The Fed had been widely expected to begin reducing the extraordinary bond purchases that have poured cash into the economy and supported growth at a time when already low interest rates could not be cut much further, limiting the Fed’s range of monetary policy options to spur sluggish growth. But the Central Bank surprised by holding off to ensure that the US economy is stable enough to withstand a pullback.
The ongoing stimulus bodes well for the strength of the US economy but the Fed wants to start unwinding the unconventional stimulus measures and return to normal monetary policy. Central bankers also worry that if they do not begin cutting back, cheap and plentiful money could fuel inflation and bubbles in asset markets like stocks or housing.
Earlier this month, the International Monetary Fund said it saw the dynamics of global growth shifting, with the US expected to drive expansion in the near term helped by European and Japanese economies recovering from their slump. The forecast was a departure from IMF assessments earlier this year that developing economies such as China, India and Brazil would be the drivers of the global economy this year.
Those emerging economies have been rockedof late as anticipation grew for the Fed to begin easing off stimulus. While US interest rates were low and cash was abundant, capital flowed into riskier emerging markets where rates were higher, making investments more lucrative.
The Fed’s warnings since May about the impending pullback in bond-buying caused a big shift in those financial flows, sending some of that money back into the lower-risk US market as interest rates rise again and growth prospects improve.
Some developing countries have seen their currencies and stock prices tumble as a result. In Asia, Indonesia and India have been the hardest hit because of weaknesses in their economies such as high inflation and current account deficits. India’s national currency lost a sixth of its value in recent months and stocks plunged.
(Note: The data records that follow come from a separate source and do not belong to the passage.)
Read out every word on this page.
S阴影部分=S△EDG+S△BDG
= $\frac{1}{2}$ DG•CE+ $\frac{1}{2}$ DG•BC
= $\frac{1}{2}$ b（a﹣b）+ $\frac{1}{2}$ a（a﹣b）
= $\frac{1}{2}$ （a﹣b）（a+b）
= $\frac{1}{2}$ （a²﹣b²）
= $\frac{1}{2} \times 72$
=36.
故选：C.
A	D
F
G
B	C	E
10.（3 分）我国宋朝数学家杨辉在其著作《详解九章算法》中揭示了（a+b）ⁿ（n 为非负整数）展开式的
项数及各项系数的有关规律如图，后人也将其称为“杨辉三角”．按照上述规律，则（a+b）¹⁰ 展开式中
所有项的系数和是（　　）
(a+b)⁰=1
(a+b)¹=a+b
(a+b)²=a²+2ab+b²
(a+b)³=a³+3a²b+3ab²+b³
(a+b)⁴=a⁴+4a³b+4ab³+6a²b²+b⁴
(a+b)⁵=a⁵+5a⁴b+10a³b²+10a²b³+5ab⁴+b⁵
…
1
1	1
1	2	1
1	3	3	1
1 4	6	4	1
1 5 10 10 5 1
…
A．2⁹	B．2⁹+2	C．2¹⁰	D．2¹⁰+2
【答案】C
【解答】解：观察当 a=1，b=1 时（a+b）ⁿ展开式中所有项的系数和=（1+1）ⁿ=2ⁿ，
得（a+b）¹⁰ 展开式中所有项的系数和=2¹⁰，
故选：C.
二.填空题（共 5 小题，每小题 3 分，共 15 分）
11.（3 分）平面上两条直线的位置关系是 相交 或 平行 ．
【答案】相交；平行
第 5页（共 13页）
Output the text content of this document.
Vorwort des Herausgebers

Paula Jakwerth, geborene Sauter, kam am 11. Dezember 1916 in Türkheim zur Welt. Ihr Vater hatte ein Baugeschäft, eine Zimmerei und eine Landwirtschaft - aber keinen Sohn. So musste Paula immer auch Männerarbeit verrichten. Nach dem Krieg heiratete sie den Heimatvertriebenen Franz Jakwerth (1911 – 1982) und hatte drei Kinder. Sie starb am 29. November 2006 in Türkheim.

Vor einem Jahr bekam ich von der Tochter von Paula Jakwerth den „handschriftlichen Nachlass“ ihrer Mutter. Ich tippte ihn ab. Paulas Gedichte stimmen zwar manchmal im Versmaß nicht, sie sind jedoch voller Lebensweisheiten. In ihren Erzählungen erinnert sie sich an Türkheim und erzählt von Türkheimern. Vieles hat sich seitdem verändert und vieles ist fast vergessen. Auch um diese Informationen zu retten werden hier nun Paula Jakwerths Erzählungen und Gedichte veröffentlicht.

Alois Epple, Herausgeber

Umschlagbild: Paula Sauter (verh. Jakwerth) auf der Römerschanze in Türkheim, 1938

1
The IMF has warned there is a risk of a crisis in emerging markets if that turmoil grows.
Win Thin, global head of emerging markets strategy at wealth management firm Brown Brothers Harriman, said there are disagreements within the Fed and enough uncertainty about the direction of monetary policy to keep emerging markets under pressure into next year. He also said he did not think the reversal of capital flows had run its course yet and it would take a while to completely play out.
“The rebalance is not finished yet,” he said. “From now until next year, it’s going to be pretty dicey for emerging markets.”